In the Netherlands, we have our own network and we are therefore in a position to do these things. In addition, we have (together with other NRENs) a number of connections with cities in Europe, including Hamburg, Geneva, Paris and London. These are called cross border fibres (CBFs). We can do exactly what we wish with these connections as well. For example, we make part of the spectrum available to the European research network GÉANT, which partly relies on our CBFs for its network.

Limitations of leasing

SURFnet also has a number of trans-Atlantic connections, the ANA-300, again together with a number of other NRENs. However, we purchase these connections from a consortium of telecom providers. They control the cables and lease part of the capacity, in this case 100 Gbit/s, to SURFnet and partners. We are thus locked into this 100 Gbit/s, at layer 2. That provides relatively little flexibility: we are tied to the technical options (and limitations) provided by the leasing telecom operators.

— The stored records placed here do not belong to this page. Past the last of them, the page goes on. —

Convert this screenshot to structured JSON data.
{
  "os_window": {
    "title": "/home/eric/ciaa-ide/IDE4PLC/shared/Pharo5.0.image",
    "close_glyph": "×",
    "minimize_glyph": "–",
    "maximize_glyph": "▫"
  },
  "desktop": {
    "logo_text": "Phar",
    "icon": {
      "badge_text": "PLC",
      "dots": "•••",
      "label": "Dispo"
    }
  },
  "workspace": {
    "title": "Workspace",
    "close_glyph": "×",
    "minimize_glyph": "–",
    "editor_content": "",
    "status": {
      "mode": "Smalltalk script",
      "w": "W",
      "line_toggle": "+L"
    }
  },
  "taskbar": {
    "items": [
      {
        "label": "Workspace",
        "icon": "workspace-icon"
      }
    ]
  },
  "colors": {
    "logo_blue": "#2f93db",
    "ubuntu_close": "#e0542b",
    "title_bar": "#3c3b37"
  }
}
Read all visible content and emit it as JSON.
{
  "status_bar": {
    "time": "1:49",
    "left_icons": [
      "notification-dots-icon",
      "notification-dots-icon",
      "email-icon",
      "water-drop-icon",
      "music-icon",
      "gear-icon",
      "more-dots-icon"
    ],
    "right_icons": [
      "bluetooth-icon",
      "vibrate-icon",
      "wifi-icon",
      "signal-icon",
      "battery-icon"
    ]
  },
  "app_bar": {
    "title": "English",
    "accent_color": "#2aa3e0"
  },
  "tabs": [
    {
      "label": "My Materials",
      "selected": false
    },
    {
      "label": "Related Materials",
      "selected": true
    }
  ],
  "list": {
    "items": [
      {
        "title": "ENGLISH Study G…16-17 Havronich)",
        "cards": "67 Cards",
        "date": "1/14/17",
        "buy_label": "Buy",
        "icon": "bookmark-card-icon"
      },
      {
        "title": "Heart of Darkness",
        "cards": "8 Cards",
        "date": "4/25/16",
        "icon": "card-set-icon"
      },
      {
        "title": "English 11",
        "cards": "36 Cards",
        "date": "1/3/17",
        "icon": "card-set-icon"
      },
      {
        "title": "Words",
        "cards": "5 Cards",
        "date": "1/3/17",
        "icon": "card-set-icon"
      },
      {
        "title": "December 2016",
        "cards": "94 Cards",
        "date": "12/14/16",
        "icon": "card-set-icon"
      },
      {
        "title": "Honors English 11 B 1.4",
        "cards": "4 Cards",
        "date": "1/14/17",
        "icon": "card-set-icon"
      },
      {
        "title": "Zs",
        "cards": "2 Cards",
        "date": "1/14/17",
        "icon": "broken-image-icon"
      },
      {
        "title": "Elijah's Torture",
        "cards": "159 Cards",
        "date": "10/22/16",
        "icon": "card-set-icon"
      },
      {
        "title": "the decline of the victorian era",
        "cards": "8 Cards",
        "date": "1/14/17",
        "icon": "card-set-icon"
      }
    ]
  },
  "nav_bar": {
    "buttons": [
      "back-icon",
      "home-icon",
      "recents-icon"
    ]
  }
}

Dream: control of our trans-Atlantic connections

How wonderful it would be if we also had complete control of our trans-Atlantic connections. We would then be in a position to develop links with our American and Canadian colleagues at Internet2 and CANARIE that we could adapt fully to our own wishes and requirements. It is with some jealousy that we look towards our colleagues at AARNet, the Australian research network. They have actually achieved a great thing which remains unique.

AARNet realises Project Indigo

AARNet is actually part of a consortium that is laying a trans-Atlantic submarine cable connection between Perth and Indonesia/Singapore: Project Indigo. Large companies such as Telstra, Indosat and Google are represented in that consortium. AARNet is also involved. In future (from 2019, when the cable is in place) AARNet will cease purchasing Ethernet service from one of the telecom operators, and will instead manage its part of the cable connection independently. It will thus be in a position to specify what type of equipment it uses on the fibres, for example. Among other things, this independence is of great importance for the telescope being built in Perth as part of the SKA (Square Kilometre Array) project. In this project, telescopes in Australia and South Africa make observations, the (big) data of which will be available throughout the world.

Special achievement

It is the first time that an NREN has formed part of such a consortium, and that is a special achievement. It doesn’t just happen by chance. Laying such a submarine cable connection is a huge project: it takes a lot of time and naturally involves a considerable investment. At SURFnet we are of course following this development with interest. We are proud of the achievement of our Australian colleagues, and we are in discussions with European partners in order to see whether we could also be part of such a large intercontinental project in the future.